Tutte le volte che la regina dalle cinque teste di drago aveva dispiegato un esercito, lei era apparsa dal nulla al suo fianco e Waylorn l’aveva sempre combattuta e respinta, l’ultima volta ai tempi di Huma, bandendola oltre un portale denominato “Il fiume del Tempo”. Waylorn parlava di Sylvyana con tristezza, mai con rabbia, con dolore e mai con cattiveria. Era chiaro che tenesse molto a lei.
Il druido si appoggiava al suo bastone, che definì “il divinatore della vita”: sarebbe stato attraverso di esso che lui avrebbe ridonato la vita alla foresta devastata. Prima di andare però, Waylorn volle spendere alcune parole per Stuard.
Notando la sua armatura e il suo portamento, gli domandò se fosse un cavaliere di Solamnia, ma Stuard rispose che non lo era. Non ancora perlomeno. Quindi Waylorn gli rivelò che aveva avuto nelle sue molte vite passate grandi amicizie presso i solamnici. L’armatura che indossava infatti gliel’aveva donata Vinas Solamnus in persona, a pochi giorni dalla sua morte. Il druido non poté non notare poi la sua lunga e ornata spada e gli chiese se potesse vederla meglio. Quando Stuard la sfoderò, mostrando la lama affilata e le gemme splendenti, Waylorn quasi trasalì. Egli gli confidò che quella spada era antica almeno tremila anni. Era stata forgiata da Reorx in persona per il sommo dio Gilean, tra l’altro unica arma che il custode della neutralità avrebbe mai più fatto costruire per lui dal dio dei nani. L’arma fu donata poi dallo stesso Gilean a Vinas Solamnus, in seguito ai suoi impagabili servigi per aver unificato le migliaia di piccole tribù umane (i suoi figli diretti) sotto l’egida di un unico simbolo: la spada, la corona e il martin pescatore! Raccontò di come dopo la sua morte la spada passò a uno dei suoi più fedeli e giovani cavalieri, Lord Marcus Brightblade: l’unico che aveva avuto sufficiente saggezza e arguzia da capire come utilizzare a pieno le incredibili proprietà di quella spada. Waylorn raccontò di averlo visto spesso sul campo di battaglia piantare l’arma nel terreno e fermare da solo molti nemici, semplicemente chiudendo gli occhi e appoggiando le mani sull’elsa della spada. Una volta l’aveva visto perfino respingere un drago facendo in quel modo!

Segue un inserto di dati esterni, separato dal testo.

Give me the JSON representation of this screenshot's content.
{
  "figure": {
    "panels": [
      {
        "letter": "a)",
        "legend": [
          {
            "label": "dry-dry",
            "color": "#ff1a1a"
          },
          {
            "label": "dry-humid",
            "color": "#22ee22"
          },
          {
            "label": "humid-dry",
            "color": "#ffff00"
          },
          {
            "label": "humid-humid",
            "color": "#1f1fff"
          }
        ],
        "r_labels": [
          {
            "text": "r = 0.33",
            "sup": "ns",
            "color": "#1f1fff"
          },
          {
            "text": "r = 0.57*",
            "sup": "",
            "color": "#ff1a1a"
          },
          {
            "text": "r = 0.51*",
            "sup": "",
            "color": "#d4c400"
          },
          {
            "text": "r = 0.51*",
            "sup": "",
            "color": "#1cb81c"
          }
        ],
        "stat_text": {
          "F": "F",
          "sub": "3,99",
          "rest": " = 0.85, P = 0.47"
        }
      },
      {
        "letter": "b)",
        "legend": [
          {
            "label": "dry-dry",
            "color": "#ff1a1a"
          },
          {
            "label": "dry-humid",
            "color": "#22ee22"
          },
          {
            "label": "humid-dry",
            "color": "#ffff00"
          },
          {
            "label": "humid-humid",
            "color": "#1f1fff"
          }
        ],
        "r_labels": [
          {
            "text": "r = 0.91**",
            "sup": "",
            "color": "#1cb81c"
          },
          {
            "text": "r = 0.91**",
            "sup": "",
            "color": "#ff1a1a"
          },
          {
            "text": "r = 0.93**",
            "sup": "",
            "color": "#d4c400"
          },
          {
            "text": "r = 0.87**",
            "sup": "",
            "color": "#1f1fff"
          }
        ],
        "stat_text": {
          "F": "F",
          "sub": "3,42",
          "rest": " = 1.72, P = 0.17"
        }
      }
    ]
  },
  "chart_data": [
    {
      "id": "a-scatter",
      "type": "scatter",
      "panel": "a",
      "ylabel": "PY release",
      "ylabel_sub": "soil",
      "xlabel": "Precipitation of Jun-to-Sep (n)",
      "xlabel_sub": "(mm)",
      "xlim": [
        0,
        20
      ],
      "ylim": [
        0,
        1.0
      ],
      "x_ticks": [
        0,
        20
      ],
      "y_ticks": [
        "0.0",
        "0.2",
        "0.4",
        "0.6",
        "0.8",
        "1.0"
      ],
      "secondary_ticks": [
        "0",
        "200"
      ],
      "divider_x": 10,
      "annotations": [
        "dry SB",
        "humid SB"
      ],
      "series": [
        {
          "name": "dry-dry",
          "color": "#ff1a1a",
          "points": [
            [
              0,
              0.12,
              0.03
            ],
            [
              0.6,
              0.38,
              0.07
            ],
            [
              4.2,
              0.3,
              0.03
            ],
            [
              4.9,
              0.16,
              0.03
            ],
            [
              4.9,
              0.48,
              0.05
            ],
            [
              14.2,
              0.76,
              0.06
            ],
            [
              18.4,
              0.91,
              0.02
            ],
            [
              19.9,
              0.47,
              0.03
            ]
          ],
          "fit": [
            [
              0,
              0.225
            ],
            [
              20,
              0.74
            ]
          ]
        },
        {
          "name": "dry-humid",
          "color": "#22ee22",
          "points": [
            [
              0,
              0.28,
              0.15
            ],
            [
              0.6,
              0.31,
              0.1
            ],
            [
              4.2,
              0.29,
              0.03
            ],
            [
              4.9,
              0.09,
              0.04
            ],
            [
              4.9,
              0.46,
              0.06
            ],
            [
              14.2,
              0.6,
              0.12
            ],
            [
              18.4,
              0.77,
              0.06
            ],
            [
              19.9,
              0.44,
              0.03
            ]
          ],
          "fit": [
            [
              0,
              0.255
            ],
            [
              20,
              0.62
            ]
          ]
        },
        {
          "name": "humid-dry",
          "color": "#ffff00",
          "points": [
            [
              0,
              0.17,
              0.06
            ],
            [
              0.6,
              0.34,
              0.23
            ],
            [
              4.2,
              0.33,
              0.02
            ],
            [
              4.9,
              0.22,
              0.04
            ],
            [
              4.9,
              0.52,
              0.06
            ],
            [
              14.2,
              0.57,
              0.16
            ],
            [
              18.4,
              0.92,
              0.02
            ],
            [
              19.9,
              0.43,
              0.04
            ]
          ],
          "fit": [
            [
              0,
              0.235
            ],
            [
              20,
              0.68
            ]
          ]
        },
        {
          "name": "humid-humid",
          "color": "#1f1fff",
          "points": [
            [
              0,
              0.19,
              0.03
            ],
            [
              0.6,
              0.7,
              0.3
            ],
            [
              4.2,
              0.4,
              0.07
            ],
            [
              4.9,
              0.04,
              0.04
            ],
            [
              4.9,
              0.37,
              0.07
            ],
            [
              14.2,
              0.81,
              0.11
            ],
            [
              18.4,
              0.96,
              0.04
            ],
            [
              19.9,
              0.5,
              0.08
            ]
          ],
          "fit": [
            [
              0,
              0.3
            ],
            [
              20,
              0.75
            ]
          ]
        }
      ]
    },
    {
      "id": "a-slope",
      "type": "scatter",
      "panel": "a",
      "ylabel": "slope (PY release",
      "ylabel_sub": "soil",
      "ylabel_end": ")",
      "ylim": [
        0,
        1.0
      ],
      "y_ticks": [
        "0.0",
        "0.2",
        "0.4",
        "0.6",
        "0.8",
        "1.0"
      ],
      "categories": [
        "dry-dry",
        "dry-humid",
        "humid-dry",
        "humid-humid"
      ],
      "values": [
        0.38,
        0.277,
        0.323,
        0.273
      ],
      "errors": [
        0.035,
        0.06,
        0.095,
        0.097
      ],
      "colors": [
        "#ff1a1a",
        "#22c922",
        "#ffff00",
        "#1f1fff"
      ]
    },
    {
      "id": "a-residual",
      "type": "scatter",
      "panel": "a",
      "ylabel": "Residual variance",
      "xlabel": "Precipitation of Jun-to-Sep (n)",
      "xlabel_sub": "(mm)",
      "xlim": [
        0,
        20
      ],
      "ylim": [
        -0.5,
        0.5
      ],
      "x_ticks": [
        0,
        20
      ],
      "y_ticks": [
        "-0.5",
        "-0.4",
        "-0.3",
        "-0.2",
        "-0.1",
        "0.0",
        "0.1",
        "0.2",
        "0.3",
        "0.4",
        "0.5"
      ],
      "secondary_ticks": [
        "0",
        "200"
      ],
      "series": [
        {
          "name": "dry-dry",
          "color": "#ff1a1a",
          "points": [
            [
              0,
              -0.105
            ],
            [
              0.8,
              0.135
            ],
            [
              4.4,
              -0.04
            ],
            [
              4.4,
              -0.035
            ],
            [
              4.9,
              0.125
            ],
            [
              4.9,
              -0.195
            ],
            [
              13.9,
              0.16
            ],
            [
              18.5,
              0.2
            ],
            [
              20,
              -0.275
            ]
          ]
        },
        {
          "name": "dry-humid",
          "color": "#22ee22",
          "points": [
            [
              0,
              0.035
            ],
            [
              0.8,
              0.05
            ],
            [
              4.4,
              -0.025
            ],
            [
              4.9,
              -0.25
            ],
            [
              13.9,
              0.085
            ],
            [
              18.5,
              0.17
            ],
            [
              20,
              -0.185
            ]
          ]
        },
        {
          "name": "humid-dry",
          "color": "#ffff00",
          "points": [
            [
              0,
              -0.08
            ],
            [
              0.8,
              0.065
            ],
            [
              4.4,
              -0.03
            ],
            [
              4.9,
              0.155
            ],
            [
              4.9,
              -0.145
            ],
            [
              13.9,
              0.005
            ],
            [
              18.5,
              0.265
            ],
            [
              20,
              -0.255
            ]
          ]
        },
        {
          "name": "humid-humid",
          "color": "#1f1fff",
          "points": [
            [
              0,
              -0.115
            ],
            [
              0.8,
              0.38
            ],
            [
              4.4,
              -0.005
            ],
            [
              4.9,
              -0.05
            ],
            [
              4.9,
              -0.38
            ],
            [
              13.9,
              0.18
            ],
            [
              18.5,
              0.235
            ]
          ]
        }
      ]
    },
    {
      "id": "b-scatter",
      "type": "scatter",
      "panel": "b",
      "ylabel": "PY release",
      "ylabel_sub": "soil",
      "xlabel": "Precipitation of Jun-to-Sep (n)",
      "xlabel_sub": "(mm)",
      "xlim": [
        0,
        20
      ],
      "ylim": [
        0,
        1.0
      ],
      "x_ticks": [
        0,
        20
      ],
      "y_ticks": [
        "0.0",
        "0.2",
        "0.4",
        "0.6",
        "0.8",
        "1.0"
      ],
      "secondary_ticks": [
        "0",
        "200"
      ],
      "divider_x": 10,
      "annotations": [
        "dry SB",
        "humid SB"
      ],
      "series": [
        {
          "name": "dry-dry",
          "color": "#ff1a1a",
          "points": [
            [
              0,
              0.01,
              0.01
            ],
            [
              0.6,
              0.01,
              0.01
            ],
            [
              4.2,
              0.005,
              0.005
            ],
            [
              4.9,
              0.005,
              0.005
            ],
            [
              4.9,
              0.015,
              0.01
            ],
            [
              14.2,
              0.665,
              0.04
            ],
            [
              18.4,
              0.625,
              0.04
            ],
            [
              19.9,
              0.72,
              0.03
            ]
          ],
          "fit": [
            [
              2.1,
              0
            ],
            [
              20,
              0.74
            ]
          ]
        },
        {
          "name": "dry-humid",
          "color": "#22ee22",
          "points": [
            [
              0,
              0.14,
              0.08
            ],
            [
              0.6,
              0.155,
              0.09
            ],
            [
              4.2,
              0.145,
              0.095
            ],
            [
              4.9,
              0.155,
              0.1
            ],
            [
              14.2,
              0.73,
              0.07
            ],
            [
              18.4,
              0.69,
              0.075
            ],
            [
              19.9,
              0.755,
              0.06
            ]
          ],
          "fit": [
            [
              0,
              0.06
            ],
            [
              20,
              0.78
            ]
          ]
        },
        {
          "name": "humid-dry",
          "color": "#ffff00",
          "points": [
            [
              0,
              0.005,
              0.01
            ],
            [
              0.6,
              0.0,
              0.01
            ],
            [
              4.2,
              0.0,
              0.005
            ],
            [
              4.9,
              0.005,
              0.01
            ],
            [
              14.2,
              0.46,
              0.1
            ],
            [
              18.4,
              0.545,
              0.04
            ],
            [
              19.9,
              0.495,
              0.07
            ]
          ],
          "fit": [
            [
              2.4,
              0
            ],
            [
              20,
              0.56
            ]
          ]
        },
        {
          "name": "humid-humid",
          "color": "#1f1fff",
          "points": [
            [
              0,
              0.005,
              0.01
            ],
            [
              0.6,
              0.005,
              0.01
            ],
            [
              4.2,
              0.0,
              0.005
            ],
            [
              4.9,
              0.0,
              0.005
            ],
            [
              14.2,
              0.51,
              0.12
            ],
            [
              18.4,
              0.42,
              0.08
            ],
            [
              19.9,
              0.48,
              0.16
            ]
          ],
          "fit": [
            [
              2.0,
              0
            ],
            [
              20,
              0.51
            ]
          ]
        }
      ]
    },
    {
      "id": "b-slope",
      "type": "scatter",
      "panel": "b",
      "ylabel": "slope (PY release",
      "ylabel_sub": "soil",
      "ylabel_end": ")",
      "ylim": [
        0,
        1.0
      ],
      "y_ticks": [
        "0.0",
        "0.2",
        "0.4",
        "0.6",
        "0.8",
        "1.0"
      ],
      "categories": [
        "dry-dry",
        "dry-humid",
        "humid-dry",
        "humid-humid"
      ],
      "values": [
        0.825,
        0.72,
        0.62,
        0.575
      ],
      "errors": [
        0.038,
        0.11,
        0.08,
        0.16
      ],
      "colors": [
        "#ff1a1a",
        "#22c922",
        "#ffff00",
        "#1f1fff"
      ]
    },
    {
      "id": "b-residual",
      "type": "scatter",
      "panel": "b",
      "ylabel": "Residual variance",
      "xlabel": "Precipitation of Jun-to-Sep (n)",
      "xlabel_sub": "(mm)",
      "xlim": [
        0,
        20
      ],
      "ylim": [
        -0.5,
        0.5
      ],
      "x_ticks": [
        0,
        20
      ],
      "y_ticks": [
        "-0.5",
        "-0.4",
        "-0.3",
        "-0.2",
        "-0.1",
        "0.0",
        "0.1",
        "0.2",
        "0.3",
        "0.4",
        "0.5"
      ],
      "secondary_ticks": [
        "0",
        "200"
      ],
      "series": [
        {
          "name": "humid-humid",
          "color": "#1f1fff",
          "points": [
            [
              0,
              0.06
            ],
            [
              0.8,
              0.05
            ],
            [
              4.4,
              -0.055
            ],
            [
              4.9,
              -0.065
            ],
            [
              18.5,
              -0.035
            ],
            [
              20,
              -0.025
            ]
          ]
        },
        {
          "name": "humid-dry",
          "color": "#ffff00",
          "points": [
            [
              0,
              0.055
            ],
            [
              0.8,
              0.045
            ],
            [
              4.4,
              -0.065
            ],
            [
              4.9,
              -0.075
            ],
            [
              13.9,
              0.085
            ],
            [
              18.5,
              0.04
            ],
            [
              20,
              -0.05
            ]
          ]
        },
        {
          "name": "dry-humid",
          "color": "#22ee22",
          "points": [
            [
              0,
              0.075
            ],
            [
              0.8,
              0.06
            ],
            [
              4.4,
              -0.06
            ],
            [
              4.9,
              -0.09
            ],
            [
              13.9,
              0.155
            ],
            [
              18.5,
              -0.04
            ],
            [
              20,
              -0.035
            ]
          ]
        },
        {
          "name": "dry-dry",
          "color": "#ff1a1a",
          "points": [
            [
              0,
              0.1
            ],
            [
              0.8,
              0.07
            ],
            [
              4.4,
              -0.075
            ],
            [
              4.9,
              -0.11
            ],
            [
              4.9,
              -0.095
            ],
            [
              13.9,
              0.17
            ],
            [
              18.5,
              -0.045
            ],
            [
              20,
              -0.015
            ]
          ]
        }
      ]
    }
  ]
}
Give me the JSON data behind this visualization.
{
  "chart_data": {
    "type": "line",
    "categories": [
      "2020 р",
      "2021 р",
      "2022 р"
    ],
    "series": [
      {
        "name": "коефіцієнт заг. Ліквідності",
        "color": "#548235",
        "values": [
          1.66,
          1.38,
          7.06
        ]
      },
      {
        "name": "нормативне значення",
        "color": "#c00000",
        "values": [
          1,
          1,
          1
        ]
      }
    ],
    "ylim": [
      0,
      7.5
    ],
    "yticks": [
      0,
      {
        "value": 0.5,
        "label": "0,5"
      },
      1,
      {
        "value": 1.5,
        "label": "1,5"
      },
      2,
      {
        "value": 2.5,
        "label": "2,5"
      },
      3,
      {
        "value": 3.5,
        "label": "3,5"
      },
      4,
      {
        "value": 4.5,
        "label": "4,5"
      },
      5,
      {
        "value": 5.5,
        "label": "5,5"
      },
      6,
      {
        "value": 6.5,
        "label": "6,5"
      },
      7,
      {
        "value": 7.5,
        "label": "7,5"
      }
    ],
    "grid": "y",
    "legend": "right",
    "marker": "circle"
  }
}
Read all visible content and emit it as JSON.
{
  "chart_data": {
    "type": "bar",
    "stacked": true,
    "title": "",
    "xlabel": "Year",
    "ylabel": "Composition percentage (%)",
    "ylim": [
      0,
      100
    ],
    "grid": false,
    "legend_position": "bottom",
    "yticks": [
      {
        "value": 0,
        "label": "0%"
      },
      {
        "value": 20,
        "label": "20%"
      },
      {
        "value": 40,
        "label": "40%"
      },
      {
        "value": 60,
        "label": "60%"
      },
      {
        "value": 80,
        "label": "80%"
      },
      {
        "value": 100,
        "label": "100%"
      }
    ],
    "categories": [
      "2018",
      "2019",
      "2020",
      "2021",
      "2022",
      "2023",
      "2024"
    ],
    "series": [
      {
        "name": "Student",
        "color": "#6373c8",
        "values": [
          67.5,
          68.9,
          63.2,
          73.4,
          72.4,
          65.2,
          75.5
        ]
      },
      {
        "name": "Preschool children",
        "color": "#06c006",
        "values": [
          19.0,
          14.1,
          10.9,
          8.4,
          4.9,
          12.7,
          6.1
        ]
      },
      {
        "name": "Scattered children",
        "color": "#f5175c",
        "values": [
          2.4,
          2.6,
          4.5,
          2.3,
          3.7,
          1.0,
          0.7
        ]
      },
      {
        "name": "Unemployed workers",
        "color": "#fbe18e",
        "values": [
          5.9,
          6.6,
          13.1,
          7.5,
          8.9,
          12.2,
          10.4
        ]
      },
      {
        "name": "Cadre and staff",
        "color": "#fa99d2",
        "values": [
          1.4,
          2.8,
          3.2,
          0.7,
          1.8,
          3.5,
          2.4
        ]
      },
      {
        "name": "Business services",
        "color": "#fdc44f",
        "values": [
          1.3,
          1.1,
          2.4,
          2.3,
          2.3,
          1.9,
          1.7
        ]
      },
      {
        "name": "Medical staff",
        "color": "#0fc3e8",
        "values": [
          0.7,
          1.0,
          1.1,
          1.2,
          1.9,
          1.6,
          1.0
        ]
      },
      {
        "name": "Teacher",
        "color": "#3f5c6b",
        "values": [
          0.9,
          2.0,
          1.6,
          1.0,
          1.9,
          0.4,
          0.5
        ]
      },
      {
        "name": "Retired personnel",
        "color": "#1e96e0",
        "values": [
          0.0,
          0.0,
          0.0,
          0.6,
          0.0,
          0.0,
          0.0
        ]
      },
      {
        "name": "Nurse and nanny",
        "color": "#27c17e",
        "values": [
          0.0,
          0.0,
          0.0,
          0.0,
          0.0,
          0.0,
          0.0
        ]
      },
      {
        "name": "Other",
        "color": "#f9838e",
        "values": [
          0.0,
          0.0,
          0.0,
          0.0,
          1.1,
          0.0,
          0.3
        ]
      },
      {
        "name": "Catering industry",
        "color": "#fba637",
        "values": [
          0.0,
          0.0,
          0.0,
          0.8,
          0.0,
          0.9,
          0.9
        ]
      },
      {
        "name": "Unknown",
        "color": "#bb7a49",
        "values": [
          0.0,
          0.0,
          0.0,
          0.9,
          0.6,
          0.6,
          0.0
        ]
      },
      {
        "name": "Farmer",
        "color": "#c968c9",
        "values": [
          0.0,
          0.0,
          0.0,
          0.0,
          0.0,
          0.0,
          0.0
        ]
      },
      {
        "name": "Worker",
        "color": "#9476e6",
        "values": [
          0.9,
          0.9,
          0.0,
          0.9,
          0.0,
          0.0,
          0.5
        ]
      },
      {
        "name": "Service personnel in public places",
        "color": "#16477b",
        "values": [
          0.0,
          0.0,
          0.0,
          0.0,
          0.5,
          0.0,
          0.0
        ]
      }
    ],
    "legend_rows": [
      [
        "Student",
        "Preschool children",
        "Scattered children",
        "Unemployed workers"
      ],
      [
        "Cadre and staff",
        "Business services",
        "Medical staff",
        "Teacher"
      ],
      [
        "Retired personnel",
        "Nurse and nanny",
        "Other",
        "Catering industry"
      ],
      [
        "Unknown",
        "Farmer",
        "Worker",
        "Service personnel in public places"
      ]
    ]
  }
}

“Combattere senza combattere”, questo era il motto di sir Brightblade. Qualunque cosa volesse dire.
Stuard non era sicuro di capire bene di cosa il druido stesse davvero parlando, ma sapeva molto bene che quella spada non era stata sguainata per diverse generazioni. Forse qualcosa del retaggio di Brightblade, della sua inafferrabile tecnica, era rimasto attraverso il passaggio della spada tra le dinastie. Forse era per questo che nessuno aveva mai voluto utilizzarla in combattimento. Dovunque risiedesse la verità, il cavaliere fu molto grato a Waylorn di quelle informazioni, ed era molto affascinato da quel personaggio così bizzarro e dalla sua antica e desueta armatura. Sarebbe stato contento di parlare ancora con lui del codice e della misura, così come erano stati concepiti da Vinas Solamnus, ma purtroppo il tempo era quasi finito per loro ed ora dovevano fare l’ultimo sforzo e trovare finalmente il tempio di Paladine. Altrimenti tutto ciò che avevano fatto finora sarebbe stato vano e lui non lo avrebbe mai potuto permettere.